Vim morar perto do Horto há uns anos e sempre me perguntam como é a praça ali. A resposta curta é que não tem muito o que ver. É uma área residencial, antiga, com árvores grandes que já viveram outros tempos. O nome vem mesmo do antigo sítio onde se cultivava horta, algo que ainda aparece nos mapas da prefeitura como referência cartográfica, mas não é mais cultivado. O acesso mais direto é pela Avenida do Contorno, descendo em direção ao bairro. Tem um trecho da avenida que virou quase que uma rota de passagem obrigatória para quem vai ao mercado público ou à Estação Serra.
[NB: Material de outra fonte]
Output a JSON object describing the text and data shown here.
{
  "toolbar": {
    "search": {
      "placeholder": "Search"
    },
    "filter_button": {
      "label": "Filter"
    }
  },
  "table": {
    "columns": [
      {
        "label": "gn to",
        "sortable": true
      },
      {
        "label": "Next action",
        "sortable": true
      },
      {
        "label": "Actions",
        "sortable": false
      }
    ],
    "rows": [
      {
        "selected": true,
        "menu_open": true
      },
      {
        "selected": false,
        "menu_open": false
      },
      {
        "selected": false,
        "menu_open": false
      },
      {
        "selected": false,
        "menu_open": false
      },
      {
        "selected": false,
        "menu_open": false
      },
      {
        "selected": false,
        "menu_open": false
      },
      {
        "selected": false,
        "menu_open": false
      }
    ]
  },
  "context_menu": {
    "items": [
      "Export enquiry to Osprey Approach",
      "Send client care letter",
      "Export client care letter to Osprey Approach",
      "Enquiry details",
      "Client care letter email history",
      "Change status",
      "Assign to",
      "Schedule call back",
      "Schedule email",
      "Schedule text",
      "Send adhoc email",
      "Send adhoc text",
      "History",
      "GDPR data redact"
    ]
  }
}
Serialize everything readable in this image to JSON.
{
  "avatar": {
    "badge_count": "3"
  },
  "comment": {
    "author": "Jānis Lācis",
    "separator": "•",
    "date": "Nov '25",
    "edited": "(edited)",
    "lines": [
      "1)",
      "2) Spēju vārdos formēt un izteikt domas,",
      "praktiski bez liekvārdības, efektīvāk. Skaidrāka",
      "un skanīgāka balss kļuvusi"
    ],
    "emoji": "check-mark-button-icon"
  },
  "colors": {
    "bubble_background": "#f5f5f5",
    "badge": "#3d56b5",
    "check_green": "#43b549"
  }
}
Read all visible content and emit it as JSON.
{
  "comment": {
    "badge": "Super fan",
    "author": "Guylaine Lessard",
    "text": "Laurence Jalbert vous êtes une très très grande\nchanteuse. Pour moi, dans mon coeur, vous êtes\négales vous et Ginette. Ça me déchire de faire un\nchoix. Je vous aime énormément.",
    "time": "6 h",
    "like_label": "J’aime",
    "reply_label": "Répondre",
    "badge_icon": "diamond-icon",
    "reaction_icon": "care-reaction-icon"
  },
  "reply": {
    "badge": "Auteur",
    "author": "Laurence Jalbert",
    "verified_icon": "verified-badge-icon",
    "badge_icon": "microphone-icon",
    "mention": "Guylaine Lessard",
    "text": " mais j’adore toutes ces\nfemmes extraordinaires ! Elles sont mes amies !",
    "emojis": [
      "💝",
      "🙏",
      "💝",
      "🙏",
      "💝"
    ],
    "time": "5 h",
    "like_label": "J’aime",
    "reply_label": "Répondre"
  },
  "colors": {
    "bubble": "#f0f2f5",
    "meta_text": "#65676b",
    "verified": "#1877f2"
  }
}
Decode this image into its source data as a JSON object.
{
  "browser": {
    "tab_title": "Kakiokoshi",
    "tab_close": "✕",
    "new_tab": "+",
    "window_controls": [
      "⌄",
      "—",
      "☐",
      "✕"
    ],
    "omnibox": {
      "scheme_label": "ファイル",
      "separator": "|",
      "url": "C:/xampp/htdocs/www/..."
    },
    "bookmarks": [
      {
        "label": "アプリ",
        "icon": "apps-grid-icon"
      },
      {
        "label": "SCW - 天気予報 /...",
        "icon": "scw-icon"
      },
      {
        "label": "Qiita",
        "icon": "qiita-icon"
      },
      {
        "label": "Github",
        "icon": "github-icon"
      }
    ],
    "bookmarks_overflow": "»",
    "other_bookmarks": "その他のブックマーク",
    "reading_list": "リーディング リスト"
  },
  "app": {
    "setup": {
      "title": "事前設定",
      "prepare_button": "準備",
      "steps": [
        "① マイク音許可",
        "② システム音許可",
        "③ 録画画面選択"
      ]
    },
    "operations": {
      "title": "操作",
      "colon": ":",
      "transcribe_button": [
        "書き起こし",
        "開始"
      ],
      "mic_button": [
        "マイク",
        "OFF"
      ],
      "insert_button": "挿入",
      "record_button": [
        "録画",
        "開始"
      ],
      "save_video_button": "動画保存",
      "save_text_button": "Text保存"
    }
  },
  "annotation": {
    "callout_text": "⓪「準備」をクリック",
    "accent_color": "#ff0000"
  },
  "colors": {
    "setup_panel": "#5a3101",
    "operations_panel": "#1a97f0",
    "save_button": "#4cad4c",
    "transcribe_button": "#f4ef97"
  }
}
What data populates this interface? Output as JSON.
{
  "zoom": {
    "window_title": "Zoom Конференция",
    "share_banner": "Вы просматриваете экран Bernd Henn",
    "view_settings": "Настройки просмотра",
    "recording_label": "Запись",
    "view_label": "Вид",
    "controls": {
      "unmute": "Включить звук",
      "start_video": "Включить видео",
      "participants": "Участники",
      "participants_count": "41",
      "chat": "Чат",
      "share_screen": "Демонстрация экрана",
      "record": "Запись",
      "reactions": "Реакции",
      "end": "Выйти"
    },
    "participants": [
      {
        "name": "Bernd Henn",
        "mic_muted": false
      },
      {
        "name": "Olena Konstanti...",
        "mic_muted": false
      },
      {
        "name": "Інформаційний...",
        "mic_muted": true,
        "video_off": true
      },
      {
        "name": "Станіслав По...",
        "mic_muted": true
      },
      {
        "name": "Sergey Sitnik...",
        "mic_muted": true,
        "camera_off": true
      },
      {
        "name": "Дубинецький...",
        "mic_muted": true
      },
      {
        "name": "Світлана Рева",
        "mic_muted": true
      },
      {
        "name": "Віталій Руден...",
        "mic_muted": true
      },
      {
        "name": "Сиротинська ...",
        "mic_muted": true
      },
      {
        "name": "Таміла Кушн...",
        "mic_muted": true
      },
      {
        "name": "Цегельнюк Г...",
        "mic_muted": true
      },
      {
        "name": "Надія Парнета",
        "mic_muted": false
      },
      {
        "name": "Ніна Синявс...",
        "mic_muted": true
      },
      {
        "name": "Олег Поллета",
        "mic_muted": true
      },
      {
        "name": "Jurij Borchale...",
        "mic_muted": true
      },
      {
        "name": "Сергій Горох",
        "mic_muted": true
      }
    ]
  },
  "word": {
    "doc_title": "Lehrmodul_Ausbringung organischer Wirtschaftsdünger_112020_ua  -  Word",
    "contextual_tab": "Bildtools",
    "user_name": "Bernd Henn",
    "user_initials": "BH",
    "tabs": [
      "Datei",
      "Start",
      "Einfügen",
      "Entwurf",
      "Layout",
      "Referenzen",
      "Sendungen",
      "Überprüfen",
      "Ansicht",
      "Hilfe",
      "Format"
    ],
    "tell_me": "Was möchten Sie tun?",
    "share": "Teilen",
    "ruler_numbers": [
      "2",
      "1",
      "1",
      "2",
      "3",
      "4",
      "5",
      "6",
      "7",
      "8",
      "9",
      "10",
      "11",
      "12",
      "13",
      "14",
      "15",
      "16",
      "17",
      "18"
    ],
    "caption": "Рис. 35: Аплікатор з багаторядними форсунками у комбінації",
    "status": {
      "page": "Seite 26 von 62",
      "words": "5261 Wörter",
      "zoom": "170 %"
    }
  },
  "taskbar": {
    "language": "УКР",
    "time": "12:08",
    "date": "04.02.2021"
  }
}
Chega-se também pela Rua da Bahia, que corta perpendicularmente e serve de eixo para muitos moradores que trabalham no centro.

O que esperar da praça do horto

A praça em si é pequena. Tem bancos espalhados, uma fonte que há anos funciona só como decoração, e algumas árvores que dão sombra no final da tarde. Não tem restaurante na própria praça, nem banheiros públicos, o que limita bastante o tempo de permanência. O que costuma atrair as pessoas é o trânsito nas ruas adjacentes e a proximidade com o Terminal Rodoviário. Muitas vezes vou lá esperando encontrar algo mais, mas a realidade é outra: é um ponto de encontro informal, usado principalmente por vendedores ambulantes nos finais de semana.

Na prática, minha experiência com a praça do horto mostra que o horário ideal para visitar é entre 14h e 16h, quando o sol já não agride tanto e o movimento de pedestres aumenta naturalmente. Evite os finais de tarde, porque a iluminação piora rápido e a segurança não é o forte do local.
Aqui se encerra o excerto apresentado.